Yesterday, before driving to visit family for Christmas break, we had to do something with the cats. Normally, we just leave them outside and just pick up some new cats when we get back, but we do like this bunch, even if one of them is so lacking in fine motor skill development that his aim for the litterbox can be off by as much as 200 feet. Not trusting them alone, we decided to drop them off at a place I shall call the "Inn of Feline Slumber." It is a nice set-up--$22 a night for the two cats, and they get their own room, a seat, and this thing with a hole in it. Later correction: according to my wife, the thing with a hole in it is called a "Heidi box," or maybe she meant "Hidey box." The lady working there didn't hurry us out the door, so we spent a couple of minutes validating the cats with various phrases that would be condescending to a human--"you're such a brave little boy for not hiding in the thing with a hole in it," "don't worry, everything will be all right, even if you won't see your foster mommy and daddy for several weeks, which is about a billion in cat years," etc. Then the woman working there said all such of validating things to us--they'll take care of the kitties, they'll give them a little toy mousie to play with to make up for their pain and sense of rejection, etc. But what threw me for a loop was that she hugged my wife, and then she hugged me. This is a woman I have never before seen in my life, and who my wife has seen (at most) on two previous occasions.

I suppose this has made me ponder hugginess protocol. I have googled the phrase "hugginess protocol," and found no hits. Yes, there are a number 0f hits for "hugging protocol," but "hugginess protocol" is different.

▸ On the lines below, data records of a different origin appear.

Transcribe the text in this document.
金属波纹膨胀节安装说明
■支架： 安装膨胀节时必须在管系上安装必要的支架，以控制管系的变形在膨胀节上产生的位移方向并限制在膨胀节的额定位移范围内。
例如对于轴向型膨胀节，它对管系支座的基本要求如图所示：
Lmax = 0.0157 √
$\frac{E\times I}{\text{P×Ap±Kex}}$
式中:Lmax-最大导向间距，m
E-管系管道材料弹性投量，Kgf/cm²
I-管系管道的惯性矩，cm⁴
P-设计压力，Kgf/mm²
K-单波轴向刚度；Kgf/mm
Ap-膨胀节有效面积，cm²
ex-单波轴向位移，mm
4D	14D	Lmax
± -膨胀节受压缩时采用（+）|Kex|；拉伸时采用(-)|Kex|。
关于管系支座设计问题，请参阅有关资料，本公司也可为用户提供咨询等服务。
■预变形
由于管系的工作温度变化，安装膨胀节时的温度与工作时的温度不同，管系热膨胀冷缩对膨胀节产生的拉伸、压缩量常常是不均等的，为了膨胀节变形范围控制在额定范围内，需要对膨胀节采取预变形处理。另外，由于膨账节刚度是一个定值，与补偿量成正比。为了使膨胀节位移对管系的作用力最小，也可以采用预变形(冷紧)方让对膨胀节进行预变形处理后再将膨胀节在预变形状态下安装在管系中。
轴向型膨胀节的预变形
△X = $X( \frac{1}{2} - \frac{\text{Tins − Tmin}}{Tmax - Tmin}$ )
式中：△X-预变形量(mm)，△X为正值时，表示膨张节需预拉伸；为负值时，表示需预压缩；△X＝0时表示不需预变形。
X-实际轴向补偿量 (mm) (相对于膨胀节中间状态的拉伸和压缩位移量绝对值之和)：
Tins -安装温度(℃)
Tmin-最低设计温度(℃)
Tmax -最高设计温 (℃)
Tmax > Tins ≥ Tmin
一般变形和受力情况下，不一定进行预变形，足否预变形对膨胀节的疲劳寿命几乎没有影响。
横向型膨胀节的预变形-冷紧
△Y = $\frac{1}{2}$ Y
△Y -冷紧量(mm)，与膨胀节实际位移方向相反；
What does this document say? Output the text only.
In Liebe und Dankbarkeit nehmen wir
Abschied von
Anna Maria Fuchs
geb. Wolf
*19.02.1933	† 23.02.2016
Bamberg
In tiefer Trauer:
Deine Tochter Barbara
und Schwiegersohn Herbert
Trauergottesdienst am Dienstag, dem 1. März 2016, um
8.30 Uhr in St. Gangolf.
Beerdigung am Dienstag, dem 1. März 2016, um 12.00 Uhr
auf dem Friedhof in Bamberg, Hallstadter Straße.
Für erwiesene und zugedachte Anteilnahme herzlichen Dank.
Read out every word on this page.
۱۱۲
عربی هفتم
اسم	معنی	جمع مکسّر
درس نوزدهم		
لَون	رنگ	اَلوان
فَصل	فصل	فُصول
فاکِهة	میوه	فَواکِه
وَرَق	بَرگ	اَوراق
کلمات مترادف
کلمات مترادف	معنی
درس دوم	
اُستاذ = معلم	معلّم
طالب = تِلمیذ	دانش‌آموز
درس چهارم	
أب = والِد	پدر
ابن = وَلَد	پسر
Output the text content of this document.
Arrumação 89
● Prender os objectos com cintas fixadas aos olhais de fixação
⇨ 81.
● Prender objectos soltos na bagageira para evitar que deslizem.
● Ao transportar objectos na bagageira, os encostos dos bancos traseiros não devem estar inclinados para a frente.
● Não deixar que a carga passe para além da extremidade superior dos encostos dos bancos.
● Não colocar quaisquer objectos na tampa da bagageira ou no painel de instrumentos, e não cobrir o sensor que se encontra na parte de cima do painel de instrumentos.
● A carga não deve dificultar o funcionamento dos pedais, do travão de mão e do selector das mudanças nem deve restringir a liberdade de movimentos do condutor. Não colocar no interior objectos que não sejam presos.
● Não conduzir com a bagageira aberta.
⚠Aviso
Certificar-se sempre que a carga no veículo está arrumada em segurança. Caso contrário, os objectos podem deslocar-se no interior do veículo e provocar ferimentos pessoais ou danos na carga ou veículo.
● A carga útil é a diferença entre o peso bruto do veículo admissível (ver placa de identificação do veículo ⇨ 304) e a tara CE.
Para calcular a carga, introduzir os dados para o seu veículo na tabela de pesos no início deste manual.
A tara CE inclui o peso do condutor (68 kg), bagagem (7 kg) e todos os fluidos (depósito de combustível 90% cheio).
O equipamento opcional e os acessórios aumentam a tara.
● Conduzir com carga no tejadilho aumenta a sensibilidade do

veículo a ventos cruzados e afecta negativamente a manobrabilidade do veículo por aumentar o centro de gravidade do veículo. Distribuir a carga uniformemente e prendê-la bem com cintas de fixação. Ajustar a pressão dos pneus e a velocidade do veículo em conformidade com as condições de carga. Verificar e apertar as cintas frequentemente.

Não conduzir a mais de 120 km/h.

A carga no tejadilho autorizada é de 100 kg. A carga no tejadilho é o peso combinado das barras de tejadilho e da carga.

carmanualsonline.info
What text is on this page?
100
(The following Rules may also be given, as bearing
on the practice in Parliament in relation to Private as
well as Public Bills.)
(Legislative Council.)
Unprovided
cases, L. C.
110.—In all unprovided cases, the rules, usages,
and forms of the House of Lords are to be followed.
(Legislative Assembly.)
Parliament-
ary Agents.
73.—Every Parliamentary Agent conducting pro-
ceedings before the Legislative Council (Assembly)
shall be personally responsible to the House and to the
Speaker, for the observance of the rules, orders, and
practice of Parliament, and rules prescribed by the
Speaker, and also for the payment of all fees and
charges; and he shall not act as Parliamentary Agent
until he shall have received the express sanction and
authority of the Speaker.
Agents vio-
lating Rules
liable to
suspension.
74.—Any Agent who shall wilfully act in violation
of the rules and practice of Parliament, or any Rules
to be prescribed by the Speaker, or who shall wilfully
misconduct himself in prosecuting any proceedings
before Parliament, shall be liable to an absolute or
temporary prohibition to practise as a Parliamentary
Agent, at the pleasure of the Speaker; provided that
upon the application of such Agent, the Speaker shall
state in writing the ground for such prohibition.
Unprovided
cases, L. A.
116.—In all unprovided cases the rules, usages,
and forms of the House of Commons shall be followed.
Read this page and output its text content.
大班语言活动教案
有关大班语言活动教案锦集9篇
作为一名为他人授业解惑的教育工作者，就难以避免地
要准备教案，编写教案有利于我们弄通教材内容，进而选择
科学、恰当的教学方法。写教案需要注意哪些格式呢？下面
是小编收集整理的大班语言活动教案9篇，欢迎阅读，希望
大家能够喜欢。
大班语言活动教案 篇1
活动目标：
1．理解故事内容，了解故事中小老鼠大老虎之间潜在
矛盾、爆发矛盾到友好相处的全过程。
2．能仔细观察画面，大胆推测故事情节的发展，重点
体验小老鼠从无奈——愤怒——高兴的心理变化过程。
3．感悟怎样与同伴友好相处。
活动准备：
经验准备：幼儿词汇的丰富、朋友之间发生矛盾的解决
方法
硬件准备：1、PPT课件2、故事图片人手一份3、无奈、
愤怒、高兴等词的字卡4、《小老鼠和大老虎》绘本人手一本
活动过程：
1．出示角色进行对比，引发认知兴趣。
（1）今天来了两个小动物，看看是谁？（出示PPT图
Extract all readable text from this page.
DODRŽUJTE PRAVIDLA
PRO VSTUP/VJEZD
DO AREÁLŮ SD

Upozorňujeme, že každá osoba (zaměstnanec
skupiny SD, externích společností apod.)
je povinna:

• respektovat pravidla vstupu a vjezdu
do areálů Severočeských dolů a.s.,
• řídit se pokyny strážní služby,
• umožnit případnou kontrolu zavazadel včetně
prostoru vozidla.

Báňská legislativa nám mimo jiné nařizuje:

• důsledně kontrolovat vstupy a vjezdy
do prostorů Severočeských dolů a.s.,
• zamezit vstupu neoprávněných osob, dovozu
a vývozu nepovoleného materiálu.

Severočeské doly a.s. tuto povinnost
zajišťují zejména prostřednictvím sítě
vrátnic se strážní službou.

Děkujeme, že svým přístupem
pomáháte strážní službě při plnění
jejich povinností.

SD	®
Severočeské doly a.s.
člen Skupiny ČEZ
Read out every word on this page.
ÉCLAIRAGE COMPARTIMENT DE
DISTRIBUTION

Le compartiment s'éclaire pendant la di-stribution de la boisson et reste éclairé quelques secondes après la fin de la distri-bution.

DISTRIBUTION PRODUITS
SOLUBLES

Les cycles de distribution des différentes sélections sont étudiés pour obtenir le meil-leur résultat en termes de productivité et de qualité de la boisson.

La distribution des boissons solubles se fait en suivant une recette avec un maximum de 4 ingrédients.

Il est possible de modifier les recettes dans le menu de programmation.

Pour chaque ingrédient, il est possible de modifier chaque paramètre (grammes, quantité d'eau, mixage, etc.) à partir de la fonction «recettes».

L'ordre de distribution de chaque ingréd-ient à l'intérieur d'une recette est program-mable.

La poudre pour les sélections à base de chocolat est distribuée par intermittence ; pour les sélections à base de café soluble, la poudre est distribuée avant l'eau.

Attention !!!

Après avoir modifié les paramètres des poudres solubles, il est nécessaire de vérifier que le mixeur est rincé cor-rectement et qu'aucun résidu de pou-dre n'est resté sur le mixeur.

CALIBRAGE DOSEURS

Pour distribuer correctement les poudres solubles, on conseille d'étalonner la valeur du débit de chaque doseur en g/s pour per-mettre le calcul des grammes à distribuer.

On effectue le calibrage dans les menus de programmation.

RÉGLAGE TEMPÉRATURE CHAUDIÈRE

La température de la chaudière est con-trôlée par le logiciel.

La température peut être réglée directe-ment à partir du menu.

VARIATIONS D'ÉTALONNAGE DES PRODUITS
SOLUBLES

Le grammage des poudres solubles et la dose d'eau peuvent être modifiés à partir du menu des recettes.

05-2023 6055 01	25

That is, "hugging protocol" is about certain objective norms for all people, the "average Joe" huggers, who are placed in certain social settings in which they must choose to hug or not to hug. "Hugginess protocol" is about, given that someone already has a certain propensity toward hugging (e.g. someone she just met who has not performed any particularly endearing action, such as saving her baby from a burning building), what are the situations in which this person consumed by the personality traits of hugginess determines that hugging is unwarranted? For instance, if we had not said encouraging things to the kitties about being brave boys or manifested positive affection toward them, would she still have hugged us? If we had not simply omitted to say positive things, but said negative things--if we told the cats, "Bwah hah hah, you're all gonna die!" would she still have hugged us? If we had remembered to bring our own toys from home to show the cats we really cared, during the hug, would this woman I never met before have collapsed on our shoulders and sobbed, "You are both such beautiful people, the world is not worthy of you?"